There are no mystical laws of nature associated with consciousness. Therefore the copy has no magical effect on the original you. Therefore it should appear the same to original you whether the copy is there or whether we just say the copy is there.
Which makes clear that the idea of a "body-jump" is wrong. No soul is leaping forth from the original you to go live in some copy.
So what does this probability of waking up as someone else mean? Well, we can think of your memories, including the memory of this probability, as a "mark" on minds. The probability really asks: given that you have the mark, what is the probability that you are the original? Copying you is just creating more minds with the mark, so if the only thing you know is that you have the mark, you have a 1/N chance of being the original.
The real problem seems to be uncertainty over the definition of "you" given multiple minds with the mark. To which I'd like to refer you to the official reference.
Of course there's no soul. Nor is there any spooky physical action at a distance whenever a copy is created.
What I mean by a body jump is the entirely subjective experience of the copy. Past the branching point, the original will experience a smooth continuation of the stream of consciousness, while the copy experiences a jarring disconnect if no interruption of consciousness occurred at the time of copy - which subjectively feels like a body jump even though it's not what actually happened.
Of course, if you're unconscious (sleeping, tranquilized, etc.) when the scan takes place, the waking experience is symmetric.
The subject of copying people and its effect on personal identity and probability anticipation has been raised and, I think, addressed adequately on Less Wrong.
Still, I'd like to bring up some more thought experiments.
Recently I had a dispute on an IRC channel.
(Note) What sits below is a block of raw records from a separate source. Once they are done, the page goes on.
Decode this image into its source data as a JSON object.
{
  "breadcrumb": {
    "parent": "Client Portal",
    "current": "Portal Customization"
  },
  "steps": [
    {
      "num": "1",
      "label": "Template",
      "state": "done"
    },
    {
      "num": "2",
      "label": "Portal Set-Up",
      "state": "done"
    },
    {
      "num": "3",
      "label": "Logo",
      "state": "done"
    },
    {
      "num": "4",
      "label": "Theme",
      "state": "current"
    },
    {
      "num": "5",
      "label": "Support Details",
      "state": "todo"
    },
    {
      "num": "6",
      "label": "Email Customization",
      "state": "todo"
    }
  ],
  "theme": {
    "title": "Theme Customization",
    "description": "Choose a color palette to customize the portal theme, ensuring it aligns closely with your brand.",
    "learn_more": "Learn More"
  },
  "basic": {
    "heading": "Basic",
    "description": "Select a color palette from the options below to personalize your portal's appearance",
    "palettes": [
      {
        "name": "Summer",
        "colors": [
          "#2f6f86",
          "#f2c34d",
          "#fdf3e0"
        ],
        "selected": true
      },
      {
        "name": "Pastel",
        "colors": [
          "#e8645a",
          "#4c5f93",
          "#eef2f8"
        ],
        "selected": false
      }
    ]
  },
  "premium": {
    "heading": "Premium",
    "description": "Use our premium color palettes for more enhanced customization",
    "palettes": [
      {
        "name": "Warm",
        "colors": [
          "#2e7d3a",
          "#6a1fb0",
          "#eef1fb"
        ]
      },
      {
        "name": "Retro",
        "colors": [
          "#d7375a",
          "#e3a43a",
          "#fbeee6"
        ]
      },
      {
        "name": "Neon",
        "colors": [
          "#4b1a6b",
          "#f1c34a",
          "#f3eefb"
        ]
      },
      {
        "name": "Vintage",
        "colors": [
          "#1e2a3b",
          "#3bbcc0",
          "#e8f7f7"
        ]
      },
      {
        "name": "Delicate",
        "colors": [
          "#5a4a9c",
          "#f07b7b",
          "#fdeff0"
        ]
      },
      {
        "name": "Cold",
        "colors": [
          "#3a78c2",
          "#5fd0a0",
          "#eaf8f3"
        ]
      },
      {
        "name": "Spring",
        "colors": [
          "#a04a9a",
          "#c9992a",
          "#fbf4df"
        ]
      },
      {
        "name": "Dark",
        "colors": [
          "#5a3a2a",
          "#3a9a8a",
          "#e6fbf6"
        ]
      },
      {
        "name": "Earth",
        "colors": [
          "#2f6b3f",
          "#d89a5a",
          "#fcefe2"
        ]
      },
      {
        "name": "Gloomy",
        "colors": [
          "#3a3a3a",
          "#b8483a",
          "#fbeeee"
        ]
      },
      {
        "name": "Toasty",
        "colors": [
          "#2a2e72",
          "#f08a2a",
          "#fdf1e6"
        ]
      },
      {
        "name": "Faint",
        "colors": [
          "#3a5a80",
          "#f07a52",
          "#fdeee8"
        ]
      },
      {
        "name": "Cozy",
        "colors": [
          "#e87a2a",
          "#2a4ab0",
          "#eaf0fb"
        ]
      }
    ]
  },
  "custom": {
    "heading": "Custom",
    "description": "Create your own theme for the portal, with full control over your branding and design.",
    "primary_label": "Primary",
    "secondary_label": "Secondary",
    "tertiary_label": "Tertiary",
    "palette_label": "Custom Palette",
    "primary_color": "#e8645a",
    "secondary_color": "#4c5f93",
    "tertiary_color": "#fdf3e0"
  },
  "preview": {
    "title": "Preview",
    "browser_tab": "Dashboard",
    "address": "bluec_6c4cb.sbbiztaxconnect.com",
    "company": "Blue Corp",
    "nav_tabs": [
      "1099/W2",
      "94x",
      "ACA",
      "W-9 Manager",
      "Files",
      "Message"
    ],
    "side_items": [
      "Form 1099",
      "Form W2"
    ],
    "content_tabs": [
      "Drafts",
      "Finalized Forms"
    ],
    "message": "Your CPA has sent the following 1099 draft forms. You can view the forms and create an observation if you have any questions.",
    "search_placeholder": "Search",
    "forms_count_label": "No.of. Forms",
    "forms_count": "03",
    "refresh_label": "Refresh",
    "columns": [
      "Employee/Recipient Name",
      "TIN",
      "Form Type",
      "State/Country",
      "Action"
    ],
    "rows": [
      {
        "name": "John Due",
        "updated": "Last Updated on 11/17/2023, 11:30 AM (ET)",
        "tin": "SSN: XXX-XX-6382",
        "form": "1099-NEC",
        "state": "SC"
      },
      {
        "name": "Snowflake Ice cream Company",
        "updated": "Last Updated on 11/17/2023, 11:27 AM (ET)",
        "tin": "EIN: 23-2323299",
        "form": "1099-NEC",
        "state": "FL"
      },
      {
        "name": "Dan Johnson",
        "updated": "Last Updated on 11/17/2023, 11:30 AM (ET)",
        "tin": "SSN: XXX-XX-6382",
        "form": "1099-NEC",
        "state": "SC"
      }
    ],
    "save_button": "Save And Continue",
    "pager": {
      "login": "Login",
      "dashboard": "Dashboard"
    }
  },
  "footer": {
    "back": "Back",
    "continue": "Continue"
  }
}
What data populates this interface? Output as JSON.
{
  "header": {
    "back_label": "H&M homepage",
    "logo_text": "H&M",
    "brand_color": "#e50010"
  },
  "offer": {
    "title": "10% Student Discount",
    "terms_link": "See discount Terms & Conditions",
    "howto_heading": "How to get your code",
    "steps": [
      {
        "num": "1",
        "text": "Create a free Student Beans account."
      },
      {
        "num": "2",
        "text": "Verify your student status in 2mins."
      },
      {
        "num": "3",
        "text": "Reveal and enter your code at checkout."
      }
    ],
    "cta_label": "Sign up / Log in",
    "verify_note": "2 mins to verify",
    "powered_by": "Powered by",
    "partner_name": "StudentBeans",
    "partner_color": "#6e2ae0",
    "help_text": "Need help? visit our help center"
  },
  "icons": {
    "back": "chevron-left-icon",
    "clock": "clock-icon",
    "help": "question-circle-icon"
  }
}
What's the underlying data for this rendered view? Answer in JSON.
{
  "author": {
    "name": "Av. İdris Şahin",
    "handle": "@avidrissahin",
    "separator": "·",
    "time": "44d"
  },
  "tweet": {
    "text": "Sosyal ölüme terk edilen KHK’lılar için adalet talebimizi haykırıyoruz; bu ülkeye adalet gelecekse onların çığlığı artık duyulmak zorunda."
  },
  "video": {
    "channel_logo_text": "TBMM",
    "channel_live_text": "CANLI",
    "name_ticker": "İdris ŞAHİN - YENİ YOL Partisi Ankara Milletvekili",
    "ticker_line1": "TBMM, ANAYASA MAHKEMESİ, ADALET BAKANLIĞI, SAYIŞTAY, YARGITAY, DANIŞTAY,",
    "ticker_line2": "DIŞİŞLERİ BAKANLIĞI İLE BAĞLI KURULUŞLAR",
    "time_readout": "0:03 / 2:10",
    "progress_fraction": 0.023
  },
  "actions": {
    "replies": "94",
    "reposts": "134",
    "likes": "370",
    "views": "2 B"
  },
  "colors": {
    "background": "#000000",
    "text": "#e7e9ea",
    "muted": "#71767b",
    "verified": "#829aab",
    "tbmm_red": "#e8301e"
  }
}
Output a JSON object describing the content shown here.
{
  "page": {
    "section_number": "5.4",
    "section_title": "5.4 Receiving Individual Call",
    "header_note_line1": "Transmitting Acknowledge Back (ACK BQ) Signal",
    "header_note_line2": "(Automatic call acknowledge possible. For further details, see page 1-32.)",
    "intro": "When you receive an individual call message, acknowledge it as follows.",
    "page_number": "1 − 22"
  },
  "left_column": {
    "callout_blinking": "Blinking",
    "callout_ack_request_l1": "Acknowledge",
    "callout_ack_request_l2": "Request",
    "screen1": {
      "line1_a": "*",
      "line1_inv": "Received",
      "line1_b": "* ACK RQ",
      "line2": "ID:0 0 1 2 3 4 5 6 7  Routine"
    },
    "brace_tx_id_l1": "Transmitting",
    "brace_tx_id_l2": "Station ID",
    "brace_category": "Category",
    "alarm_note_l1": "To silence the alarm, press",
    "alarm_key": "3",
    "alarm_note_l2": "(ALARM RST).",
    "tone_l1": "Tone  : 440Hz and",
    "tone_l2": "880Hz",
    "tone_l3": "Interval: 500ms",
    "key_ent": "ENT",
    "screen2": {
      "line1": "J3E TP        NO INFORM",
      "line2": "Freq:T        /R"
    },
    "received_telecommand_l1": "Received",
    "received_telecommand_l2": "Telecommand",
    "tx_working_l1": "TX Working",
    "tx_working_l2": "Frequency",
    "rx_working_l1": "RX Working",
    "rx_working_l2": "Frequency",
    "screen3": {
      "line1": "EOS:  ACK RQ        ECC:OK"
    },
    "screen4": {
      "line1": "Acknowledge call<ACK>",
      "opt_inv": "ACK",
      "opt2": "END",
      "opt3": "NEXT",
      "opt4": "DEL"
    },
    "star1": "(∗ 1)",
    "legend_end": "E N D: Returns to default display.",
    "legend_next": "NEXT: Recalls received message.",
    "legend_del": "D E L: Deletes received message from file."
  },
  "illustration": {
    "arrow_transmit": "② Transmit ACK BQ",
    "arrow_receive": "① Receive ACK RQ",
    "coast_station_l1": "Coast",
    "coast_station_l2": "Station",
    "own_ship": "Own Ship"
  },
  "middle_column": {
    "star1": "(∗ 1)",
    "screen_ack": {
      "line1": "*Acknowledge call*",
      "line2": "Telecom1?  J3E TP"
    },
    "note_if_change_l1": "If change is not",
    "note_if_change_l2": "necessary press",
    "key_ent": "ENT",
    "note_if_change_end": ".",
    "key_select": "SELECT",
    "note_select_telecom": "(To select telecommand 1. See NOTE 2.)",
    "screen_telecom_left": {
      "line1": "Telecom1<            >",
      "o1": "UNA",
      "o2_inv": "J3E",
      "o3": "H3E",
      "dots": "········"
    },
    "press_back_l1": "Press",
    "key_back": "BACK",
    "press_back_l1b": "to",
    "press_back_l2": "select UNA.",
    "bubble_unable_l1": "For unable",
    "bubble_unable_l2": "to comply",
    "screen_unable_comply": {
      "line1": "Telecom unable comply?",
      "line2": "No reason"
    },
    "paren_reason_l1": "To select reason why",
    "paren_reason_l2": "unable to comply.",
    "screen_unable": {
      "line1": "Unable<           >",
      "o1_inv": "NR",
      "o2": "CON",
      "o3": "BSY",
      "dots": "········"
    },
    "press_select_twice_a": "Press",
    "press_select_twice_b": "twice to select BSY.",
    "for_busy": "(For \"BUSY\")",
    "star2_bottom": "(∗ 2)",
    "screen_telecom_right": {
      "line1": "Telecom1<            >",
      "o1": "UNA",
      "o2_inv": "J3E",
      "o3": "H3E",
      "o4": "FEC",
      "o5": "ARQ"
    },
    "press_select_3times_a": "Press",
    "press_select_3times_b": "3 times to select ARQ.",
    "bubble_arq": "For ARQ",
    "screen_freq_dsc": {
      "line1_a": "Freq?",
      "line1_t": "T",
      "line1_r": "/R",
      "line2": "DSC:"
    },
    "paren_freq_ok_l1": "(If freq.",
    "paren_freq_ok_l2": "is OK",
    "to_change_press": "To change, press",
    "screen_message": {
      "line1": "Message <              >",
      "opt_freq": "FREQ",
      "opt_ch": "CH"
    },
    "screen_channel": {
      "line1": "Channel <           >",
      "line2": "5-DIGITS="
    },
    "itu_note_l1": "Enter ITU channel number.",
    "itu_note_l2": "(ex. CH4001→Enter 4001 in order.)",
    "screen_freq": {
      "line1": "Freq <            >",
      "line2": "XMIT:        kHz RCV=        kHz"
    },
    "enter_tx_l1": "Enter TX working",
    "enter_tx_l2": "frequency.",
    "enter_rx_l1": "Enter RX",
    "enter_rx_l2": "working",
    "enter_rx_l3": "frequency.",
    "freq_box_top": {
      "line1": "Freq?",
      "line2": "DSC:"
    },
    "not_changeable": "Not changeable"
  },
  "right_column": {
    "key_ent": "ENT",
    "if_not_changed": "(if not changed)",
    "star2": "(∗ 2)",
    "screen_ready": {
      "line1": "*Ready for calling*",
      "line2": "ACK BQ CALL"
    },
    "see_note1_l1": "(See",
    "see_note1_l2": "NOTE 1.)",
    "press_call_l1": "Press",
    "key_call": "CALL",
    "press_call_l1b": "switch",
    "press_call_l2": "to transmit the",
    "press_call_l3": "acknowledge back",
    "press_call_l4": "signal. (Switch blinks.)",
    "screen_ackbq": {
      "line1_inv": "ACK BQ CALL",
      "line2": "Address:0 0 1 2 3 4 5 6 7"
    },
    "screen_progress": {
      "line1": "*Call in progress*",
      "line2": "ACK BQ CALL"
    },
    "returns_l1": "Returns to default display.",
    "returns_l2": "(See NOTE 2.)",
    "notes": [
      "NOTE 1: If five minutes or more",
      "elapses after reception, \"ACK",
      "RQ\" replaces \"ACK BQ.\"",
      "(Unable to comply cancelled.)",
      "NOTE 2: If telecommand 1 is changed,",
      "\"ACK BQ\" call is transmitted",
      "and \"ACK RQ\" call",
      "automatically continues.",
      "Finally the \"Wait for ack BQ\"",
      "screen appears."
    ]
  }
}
I argued that if some hypothetical machine made an exact copy of me, then I would anticipate a 50% probability of jumping into the new body. (I admit that it still feels a little counterintuitive to me, even though this is what I would rationally expect.) After all, they said, the mere fact the copy was created doesn't affect the original.
However, from an outside perspective, Maia1 would see Maia2 being created in front of her eyes, and Maia2 would see the same scene up to the moment of forking, at which point the field of view in front of her eyes would abruptly change to reflect the new location.
Here, it is obvious from both an inside and outside perspective which version has continuity of experience, and thus from a legal standpoint, I think, it would make sense to regard Maia1 as having the same legal identity as the original, and recognize the need to create new documents and records for Maia2 -- even if there is no physical difference.
Suppose, however, that the information was erased. For example, suppose a robot sedated and copied the original me, then dragged Maia1 and Maia2 to randomly chosen rooms, and erased its own memory. At this point, neither either of me, nor anyone else would be able to distinguish between the two. What would you do here from a legal standpoint? (I suppose if it actually came to this, the two of me would agree to arbitrarily designate one as the original by tossing an ordinary coin...)
And one more moment. What is this probability of subjective body-jump actually a probability of? We could set up various Sleeping Beauty-like thought experiments here. Supposing for the sake of argument that I'll live at most a natural human lifespan no matter which year I find myself in, imagine that I make a backup of my current state and ask a machine to restore a copy of me every 200 years. Does this imply that the moment the backup is made -- before I even issue the order, and from an outside perspective, way before any of this copying happens -- I should anticipate subjectively jumping into any given time in the future, and the probability of finding myself as any of them, including the original, tends towards zero the longer the copying machine survives?